You see, Kepler is thinking about the circular orbit of planets around the sun. And the idea then he has is that, that astronomical image is a representation of the trinity. The the central sun is the Father, the the planet is the Son, and the centripetal bond that holds them together is the Holy Ghost.

This corresponds to what Jung speaks of elsewhere as the projection of the numinosum into matter, which is the basis of modern science. You see, what’s happened is that the god-image is now lodged in nature, and Kepler was an early expression of that event. So physics, chemistry, biology, the energy that’s generated to investigate those sciences, derives from the projection of the God image into nature. That’s the source of the fascination.

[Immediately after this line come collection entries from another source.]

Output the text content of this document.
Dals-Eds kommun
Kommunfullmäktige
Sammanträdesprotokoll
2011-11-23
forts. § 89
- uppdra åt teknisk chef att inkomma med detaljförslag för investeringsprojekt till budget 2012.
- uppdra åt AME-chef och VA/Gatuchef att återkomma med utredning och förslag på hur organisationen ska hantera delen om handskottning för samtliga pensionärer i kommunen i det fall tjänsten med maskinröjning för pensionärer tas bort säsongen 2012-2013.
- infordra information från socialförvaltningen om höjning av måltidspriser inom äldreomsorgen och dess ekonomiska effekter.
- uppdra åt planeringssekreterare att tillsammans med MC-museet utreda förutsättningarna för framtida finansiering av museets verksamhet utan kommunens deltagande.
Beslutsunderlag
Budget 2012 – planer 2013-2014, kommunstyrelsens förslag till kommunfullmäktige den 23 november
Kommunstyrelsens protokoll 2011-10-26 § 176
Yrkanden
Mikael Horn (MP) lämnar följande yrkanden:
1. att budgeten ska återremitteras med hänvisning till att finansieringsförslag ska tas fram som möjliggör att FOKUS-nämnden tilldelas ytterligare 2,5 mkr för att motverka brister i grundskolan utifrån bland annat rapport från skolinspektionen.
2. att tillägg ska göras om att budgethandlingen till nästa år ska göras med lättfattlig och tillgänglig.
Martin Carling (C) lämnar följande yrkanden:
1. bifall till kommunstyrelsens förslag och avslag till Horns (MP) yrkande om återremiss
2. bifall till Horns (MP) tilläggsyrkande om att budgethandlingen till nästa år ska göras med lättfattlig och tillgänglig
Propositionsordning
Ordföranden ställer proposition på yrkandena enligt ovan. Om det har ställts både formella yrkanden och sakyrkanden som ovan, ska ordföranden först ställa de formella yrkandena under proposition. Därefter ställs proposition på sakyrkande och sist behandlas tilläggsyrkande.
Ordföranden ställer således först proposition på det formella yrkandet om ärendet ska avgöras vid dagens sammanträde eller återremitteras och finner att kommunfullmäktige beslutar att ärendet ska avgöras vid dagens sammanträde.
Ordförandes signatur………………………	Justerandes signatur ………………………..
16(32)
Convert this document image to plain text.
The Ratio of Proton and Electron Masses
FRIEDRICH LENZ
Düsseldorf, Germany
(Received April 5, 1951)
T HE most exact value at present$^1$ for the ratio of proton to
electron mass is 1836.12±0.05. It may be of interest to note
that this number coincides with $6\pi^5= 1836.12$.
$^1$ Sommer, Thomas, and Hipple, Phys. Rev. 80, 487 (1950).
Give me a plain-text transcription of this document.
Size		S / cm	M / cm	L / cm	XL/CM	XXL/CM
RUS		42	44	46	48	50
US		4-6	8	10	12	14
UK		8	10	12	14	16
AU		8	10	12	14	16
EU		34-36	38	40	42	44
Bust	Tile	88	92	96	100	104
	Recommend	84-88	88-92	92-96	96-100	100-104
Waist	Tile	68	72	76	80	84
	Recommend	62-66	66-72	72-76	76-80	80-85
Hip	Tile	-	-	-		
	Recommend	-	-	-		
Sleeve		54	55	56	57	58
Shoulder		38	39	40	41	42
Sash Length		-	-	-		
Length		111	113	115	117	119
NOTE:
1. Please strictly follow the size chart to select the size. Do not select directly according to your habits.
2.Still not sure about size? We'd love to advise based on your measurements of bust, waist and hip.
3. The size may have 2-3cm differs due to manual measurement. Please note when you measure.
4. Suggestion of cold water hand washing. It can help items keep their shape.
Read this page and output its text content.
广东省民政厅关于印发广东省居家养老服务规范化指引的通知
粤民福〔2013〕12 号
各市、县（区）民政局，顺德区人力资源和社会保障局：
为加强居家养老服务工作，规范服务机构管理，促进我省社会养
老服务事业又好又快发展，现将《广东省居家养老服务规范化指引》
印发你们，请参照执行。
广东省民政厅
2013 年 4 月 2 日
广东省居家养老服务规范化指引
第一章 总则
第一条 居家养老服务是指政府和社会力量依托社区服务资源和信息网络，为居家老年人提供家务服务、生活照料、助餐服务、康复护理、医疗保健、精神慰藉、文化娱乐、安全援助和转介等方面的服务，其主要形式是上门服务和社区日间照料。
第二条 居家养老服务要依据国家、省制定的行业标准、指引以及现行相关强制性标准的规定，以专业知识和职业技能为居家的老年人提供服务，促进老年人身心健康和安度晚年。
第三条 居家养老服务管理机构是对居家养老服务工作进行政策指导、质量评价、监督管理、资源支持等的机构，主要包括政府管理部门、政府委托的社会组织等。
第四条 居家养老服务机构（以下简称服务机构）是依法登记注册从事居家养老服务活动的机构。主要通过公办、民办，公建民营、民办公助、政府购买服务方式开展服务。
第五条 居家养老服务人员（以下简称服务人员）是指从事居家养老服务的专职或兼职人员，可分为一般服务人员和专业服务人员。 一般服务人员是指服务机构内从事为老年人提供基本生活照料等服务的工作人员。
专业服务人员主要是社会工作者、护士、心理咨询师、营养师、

You know Jung quotes William James as saying, “our esteem for facts has not neutralized in us all religiousness. It is itself almost religious. Our scientific temper is devout”. See, the pursuit the scientific knowledge with real scientists, the ones who make the advances, it’s a religious enterprise. And that’s what’s so important for the modern psyche about science. The missing god-image that has fallen out of the religion has fallen into nature and into the scientific observation of nature. And that’s one reason why Jung insists on being absolutely true to the scientific tradition, because to the extent that the god-image is still functioning in a authentic way, it’s in the temper of modern science.